20Schopenhauer souhaite voir se constituer un groupe solide à sa dévotion : tous ces hommes unis par une curieuse confraternité se soumettent au philosophe et communient dans son culte en échangeant d’abondantes correspondances22. Le « sage de Francfort » ne cesse de fouailler ses apôtres pour qu’ils contribuent avec zèle à répandre la bonne parole schopenhauerienne. Certains se contentent de recueillir tout ce qu’on écrit sur leur maître, d’autres vont plus loin. Dorguth publie en 1845 un opuscule, Schopenhauer in seiner Wahrheit. Otto Lindner, devenu journaliste après qu’on lui eut refusé l’autorisation d’enseigner, David Asher, professeur d’anglais à Leipzig, sont parmi les plus actifs. Mais c’est Julius Frauenstädt, le seul philosophe de ce noyau de fidèles, qui se fait le plus zélé propagandiste de la doctrine. Originaire de la Pologne prussienne, il a d’abord étudié la théologie à Berlin. Frotté d’hégélianisme, il a bientôt renié cette influence, lorsqu’il a découvert Le Monde comme Volonté et comme Représentation. Ses rencontres avec Schopenhauer à partir de 1846 ont modifié sa vie et bien des volumes de ce disciple prolifique constituent une défense et illustration de l’œuvre du maître.
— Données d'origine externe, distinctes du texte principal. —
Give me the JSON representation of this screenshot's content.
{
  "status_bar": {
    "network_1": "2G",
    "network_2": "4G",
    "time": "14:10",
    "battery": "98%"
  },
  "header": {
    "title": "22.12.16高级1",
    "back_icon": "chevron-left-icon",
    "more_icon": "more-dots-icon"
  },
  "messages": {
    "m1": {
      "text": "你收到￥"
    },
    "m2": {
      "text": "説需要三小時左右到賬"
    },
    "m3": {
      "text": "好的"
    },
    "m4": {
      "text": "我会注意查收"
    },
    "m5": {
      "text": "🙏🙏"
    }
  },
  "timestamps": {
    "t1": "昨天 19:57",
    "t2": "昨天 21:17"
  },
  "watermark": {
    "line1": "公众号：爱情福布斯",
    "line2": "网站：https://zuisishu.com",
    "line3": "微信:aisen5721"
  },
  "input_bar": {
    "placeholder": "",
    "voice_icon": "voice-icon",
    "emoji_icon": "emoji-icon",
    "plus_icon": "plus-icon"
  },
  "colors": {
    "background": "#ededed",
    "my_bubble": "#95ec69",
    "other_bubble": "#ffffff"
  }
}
Frauenstädt a contribué plus que tout autre à répandre le système : c’est lui qui réussit à persuader l’éditeur berlinois Hayn de publier les Parerga und Paralipomena. Schopenhauer avait essuyé auparavant plusieurs refus : « Lorsqu’il eut terminé, dit Gwinner, dans l’été de 1850, après six années de travail journalier, son dernier ouvrage Parerga et Paralipomena, son crédit littéraire était si bas que ses éditeurs n’osèrent pas en entreprendre la publication, quoiqu’il fût prêt à renoncer à toute espèce d’honoraires »23.
21Le livre qui paraît au mois de novembre 1851 va connaître un succès presque immédiat, mais il va révéler au public un aspect de la philosophie de Schopenhauer qui peut être considéré comme secondaire : « L’ouvrage populaire dans lequel il a consigné la pensée de sa vieillesse, se laisse détacher de ses postulats métaphysiques sans presque rien perdre de sa clarté ni de sa saveur. Or c’est ce même ouvrage, ce sont les Parerga et Paralipomena qui ont assuré la réputation tardive de Schopenhauer ; ce sont eux qui ont révélé Schopenhauer au grand public, et, par contre-coup, aux philosophes. Mais, en tirant l’œuvre de l’obscurité, ils ont éclipsé longtemps la doctrine fondamentale exposée dans les œuvres de jeunesse : l’essayiste a fait tort au philosophe »24.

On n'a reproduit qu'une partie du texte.